As respostas do s.p. ocorrerram em 2008.07.10, na Direcção de Finanças de Faro (anexo 1), de onde se salienta a apresentação de extractos bancários dos Bancos Caixa Geral de Depósitos (conta n° 2088015933130 com movimento entre 2006.04.12 a 2007.06.26; conta n° 706040216898176 com movimento entre 2008.05.02 e 2008.06.18), Banco BANIF (conta n° 039-3005601077/10 com movimento entre 2008.06.12 e 2008.06.17), Banco BPI (conta n° 7-4071550.000.001 com movimento entre 2008.03.06 e 2008.05.27), Banco Millennium BCP (conta n° 45236955988 com movimento entre 2008.03.03 e 2008.05.12 e conta n° 45236952787 com movimento em 2008.05.21) e Banco Totta (conta n° 0003.16265126020.31 com movimento entre 2007.09.28 e 2008.06.19); a confirmação quanto a D. E… ser funcionária da sua empresa em nome individual desde o início de 2006; o documento que comprova a sua inibição de emissão de cheques em 2006/02 (anexo 4); e, por último, a confirmação de que não entregou as declarações periódicas de IVA de 05 09T e 05 1 2T.
De realçar que nos referidos períodos, apenas a primeira e última contas indicadas apresentam saldos positivos; as restantes têm saldos negativos. Estes extractos também fazem parte do Processo de Evidência de Trabalho.
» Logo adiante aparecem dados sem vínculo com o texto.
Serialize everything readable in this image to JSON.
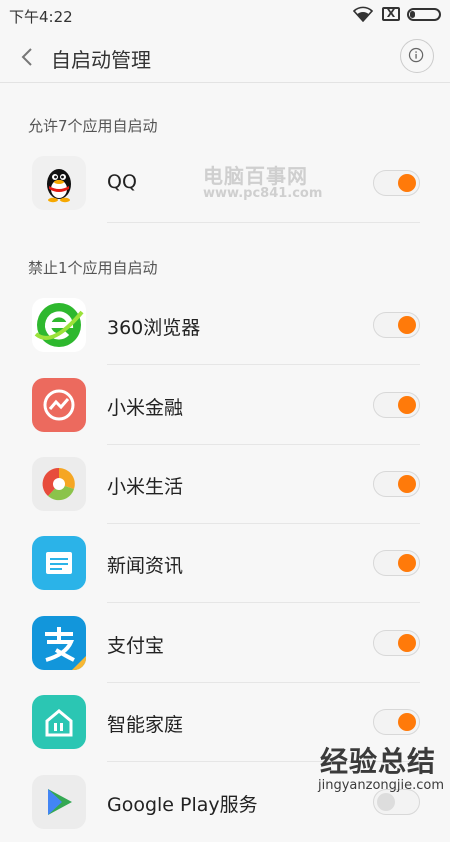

Ora, tendo por base os extractos bancários que nos foram entregues por D. E… e as indicações da DSIFAE, listaram-se todas as entradas (depósitos/ transferências) verificadas nos referidos extractos bancários e compararam-se os totais por trimestre com as receitas obtidas, tendo por base os valores declarados em sede de IVA (Base Tributável e Iva Liquidado), por trimestre também, pelo sujeito passivo.
De realçar que os totais das receitas declaradas pelo s.p. aproximam-se do movimento acumulado a crédito que a “conta POC 11 — Caixa” apresenta no final de 2006 e 2007; verifica-se, ainda, a inexistência de movimentos na “conta POC 21 — Clientes”, o que significa que o s.p. recebeu a totalidade das facturas e talões emitidos, nos anos de 2006 e 2007.
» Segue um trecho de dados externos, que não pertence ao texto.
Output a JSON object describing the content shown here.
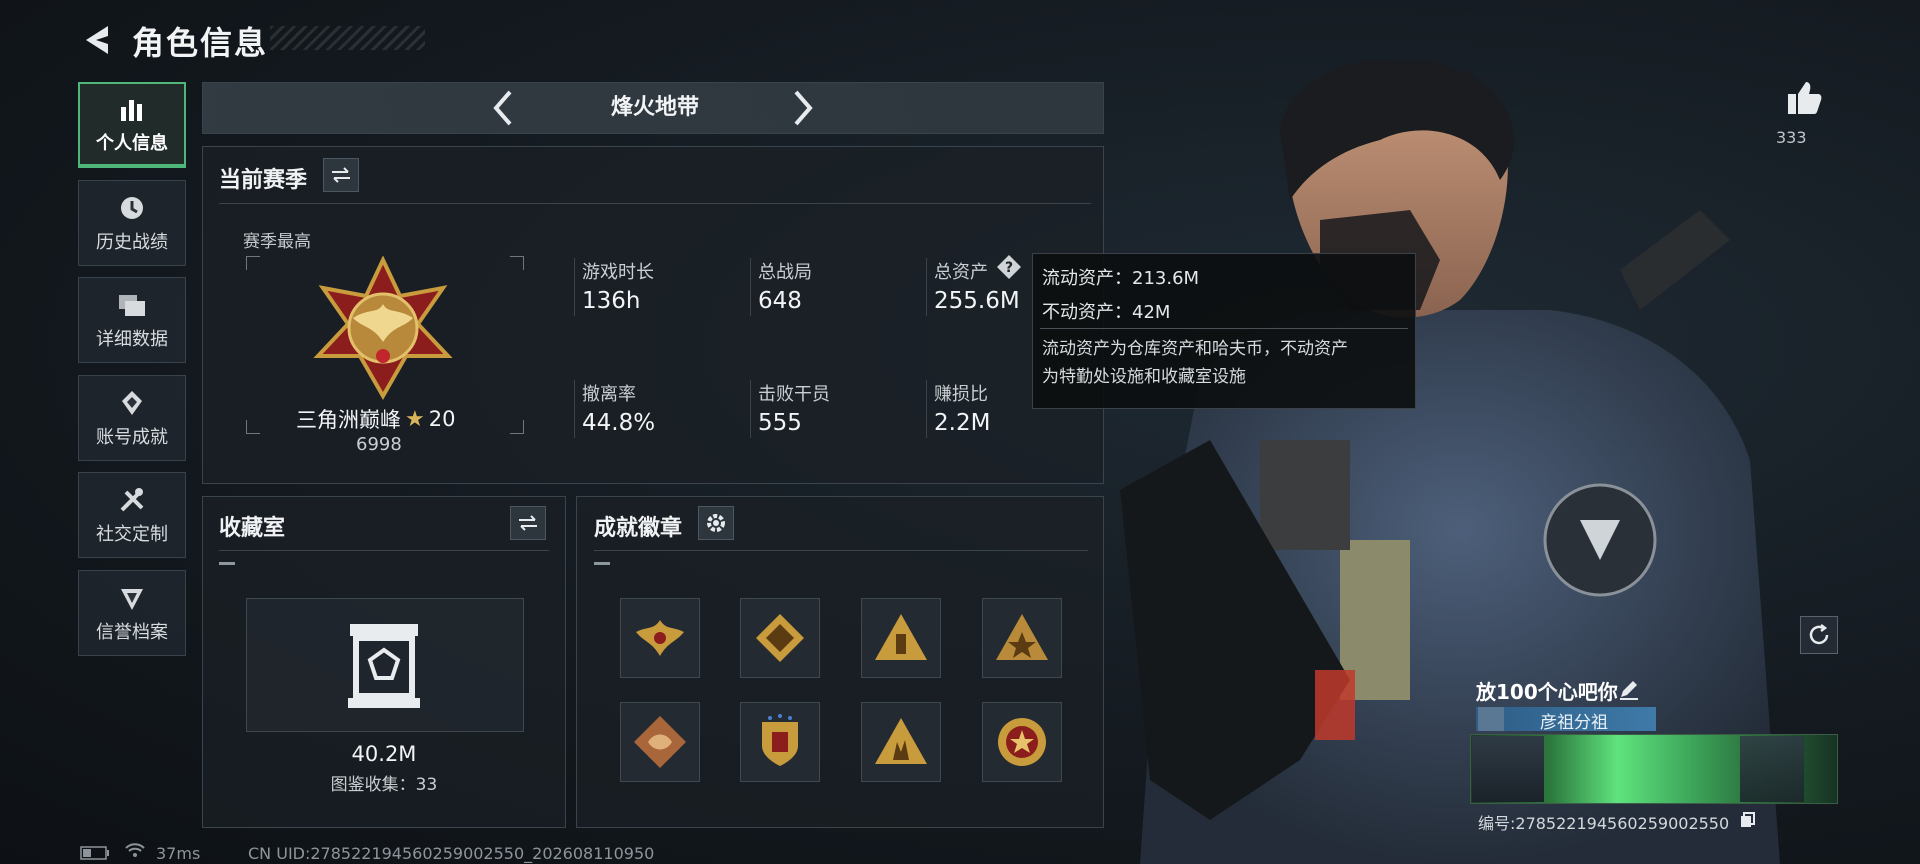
{
  "header": {
    "title": "角色信息"
  },
  "nav": {
    "items": [
      {
        "label": "个人信息",
        "icon": "bar-chart-icon",
        "active": true
      },
      {
        "label": "历史战绩",
        "icon": "clock-icon"
      },
      {
        "label": "详细数据",
        "icon": "folders-icon"
      },
      {
        "label": "账号成就",
        "icon": "achievement-icon"
      },
      {
        "label": "社交定制",
        "icon": "tools-icon"
      },
      {
        "label": "信誉档案",
        "icon": "credibility-icon"
      }
    ]
  },
  "mode": {
    "title": "烽火地带"
  },
  "season": {
    "title": "当前赛季",
    "best_label": "赛季最高",
    "rank_name": "三角洲巅峰",
    "rank_stars": "20",
    "rank_score": "6998",
    "stats": [
      {
        "label": "游戏时长",
        "value": "136h"
      },
      {
        "label": "总战局",
        "value": "648"
      },
      {
        "label": "总资产",
        "value": "255.6M"
      },
      {
        "label": "撤离率",
        "value": "44.8%"
      },
      {
        "label": "击败干员",
        "value": "555"
      },
      {
        "label": "赚损比",
        "value": "2.2M"
      }
    ]
  },
  "tooltip": {
    "liquid": "流动资产：213.6M",
    "fixed": "不动资产：42M",
    "desc_line1": "流动资产为仓库资产和哈夫币，不动资产",
    "desc_line2": "为特勤处设施和收藏室设施"
  },
  "collection": {
    "title": "收藏室",
    "value": "40.2M",
    "count_text": "图鉴收集：33"
  },
  "badges": {
    "title": "成就徽章",
    "items": [
      {
        "icon": "winged-eagle-badge-icon"
      },
      {
        "icon": "diamond-emblem-badge-icon"
      },
      {
        "icon": "triangle-tower-badge-icon"
      },
      {
        "icon": "triangle-star-badge-icon"
      },
      {
        "icon": "dragon-badge-icon"
      },
      {
        "icon": "shield-stars-badge-icon"
      },
      {
        "icon": "triangle-figures-badge-icon"
      },
      {
        "icon": "round-star-badge-icon"
      }
    ]
  },
  "player": {
    "likes": "333",
    "name": "放100个心吧你",
    "clan": "彦祖分祖",
    "id_text": "编号:278522194560259002550"
  },
  "status": {
    "ping": "37ms",
    "uid": "CN UID:278522194560259002550_202608110950"
  },
  "colors": {
    "accent_green": "#4fb77a",
    "gold": "#c89b3c",
    "clan_blue": "#3f7aa8"
  }
}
O quadro seguinte resume os totais apurados e as diferenças verificadas (em anexo encontram-se as listagens onde foram registados todos os movimentos — anexo 5).
(…)
Foi o s.p. notificado via postal, em 2008.06.30 (anexo 3), para justificar as diferenças apuradas (questão 9. da Notificação); em 2008.07.10 compareceu na Direcção de Finanças de Faro, tendo sido elaborado Termo de Declarações em resposta à referida notificação (anexo 1): não foi apresentada qualquer justificação para as diferenças apuradas.
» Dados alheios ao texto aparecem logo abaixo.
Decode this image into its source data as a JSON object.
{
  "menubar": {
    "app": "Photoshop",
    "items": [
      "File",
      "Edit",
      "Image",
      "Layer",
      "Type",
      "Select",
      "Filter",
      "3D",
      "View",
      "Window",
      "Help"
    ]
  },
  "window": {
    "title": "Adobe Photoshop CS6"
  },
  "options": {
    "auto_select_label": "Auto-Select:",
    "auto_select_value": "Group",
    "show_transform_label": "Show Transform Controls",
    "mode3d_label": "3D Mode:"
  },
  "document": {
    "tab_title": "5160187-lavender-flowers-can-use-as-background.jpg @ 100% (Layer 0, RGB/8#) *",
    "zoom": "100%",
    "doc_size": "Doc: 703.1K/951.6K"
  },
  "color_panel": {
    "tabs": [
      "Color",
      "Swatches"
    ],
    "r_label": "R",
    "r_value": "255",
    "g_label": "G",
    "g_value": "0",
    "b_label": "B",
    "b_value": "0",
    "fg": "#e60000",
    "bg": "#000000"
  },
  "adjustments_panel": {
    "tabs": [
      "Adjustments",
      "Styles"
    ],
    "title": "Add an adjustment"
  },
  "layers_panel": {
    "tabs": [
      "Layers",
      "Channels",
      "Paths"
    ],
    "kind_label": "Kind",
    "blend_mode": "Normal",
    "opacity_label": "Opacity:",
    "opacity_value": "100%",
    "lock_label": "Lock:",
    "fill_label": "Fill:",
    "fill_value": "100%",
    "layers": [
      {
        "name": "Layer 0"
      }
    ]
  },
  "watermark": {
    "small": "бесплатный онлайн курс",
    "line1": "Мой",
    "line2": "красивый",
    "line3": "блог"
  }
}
De realçar, ainda, que em 2008.10.30 foram ouvidos novamente o Sr. A… e D. E…, e por ambos foi confirmado que todos os movimentos das contas bancárias do Banco Santander Totta , S.A. e Banco Banif, abertas em nome de D. E…, respeitam exclusivamente a movimentos relacionados com a actividade do Sr. A… (restauração e comércio de produtos alimentares), conforme consta no anexo 6
Acresce que a conta bancária no Banco Santander Totta em nome de D. E…, tem movimento a partir de 2006.03.01, data em que os restaurantes passaram a ser explorados em nome individual de A… (deixando de ser explorados pela sociedade Restaurante P…, Lda.), conforme registado na contabilidade e declarado, em sede de IRS e IVA.
Tendo por base tudo o que anteriormente foi mencionado, temos motivos justificados para proceder a correcções aos resultados apresentados pelo s.p., nos três exercícios objecto da acção de inspecção.
(….)”.
2. Do relatório referido na alínea antecedente resultaram correções meramente aritméticas à matéria coletável, em sede de IRS e IVA dos anos de 2006 e 2007. – Cfr. fls. 220 e ss. do PA, que aqui se dão por integralmente reproduzidas o mesmo se dizendo para as que infra se remeterem.
3. Em 13.03.2008, E…, ouvida em Auto de Declarações, referiu que “(…) possuiu 1 conta no Banco Totta, em princípio de 2006 e encerrou em 2007 (datas a confirmar).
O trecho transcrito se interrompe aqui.